In March 2009, H1N1 flu broke out in Mexico and the U.S. Three months later, the WHO raised the alert level of H1N1 virus to phase 6, indicative of a global influenza pandemic. At that time, it was a new infectious disease, without diagnostic regents and vaccines.
Hou and his research team, within 72 hours after the acquisition of influenza virus strains, established a rapid and sensitive H1N1 virus detection method after screening over 1,000 times, and verifying cross-reactions with 17 different influenza virus subtypes. Moreover, just 87 days after the H1N1 outbreak, China successfully developed the H1N1 vaccine, becoming the first country in the world to approve the release of H1N1 vaccine on the market, several months ahead of Europe and the U.S.

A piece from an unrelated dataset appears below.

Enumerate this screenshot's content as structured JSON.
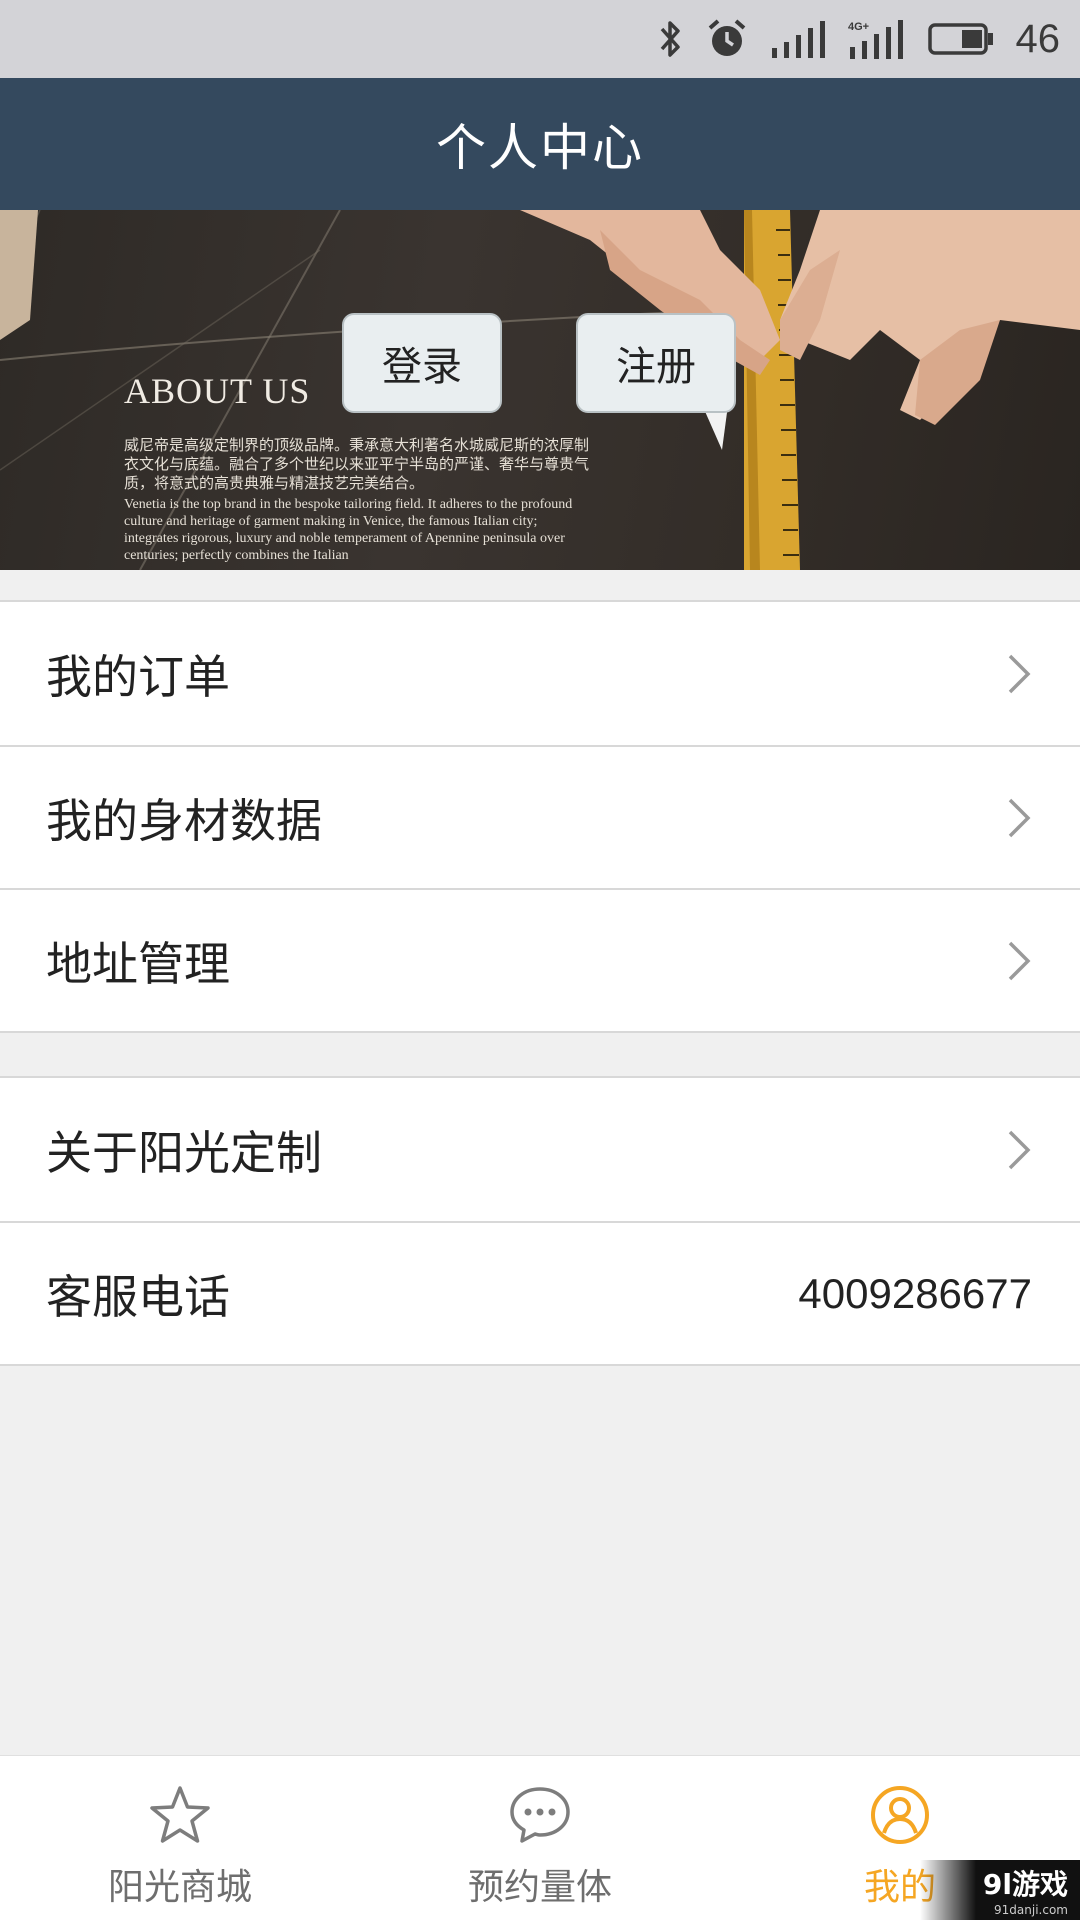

After the introduction of the pandemic influenza vaccine, China quickly established the world’s largest database for monitoring adverse reactions of vaccine cases (70 million cases) to provide a safety basis for global influenza vaccination.
In 2013, China first discovered that H7N9 avian influenza virus can infect human beings. Its infection rate is 100 times higher than that of H5N1, and the mortality rate is 40 percent. It took less than a month for the new virus to be discovered and controlled.
In 2014, the Middle Eastern Respiratory Syndrome spread to the world again. An infected South Korean was quickly detected by the network after he entered China and was diagnosed and quarantined locally. There was no domestic case reported in China.
Because of his outstanding achievements in virology, Hou, at the age of 89, won China’s top science award for the year 2017, the State Preeminent Science and Technology Award, on January 8, 2018.
“The purpose of knowing the world is to transform the world.” This is Hou’s favorite saying. Looking at his life, it is a process of constantly knowing viruses and fighting them. During this process, he has experienced numerous setbacks and failures, but never gave up his ideal, and has made outstanding contributions to the cause of disease prevention and control in China.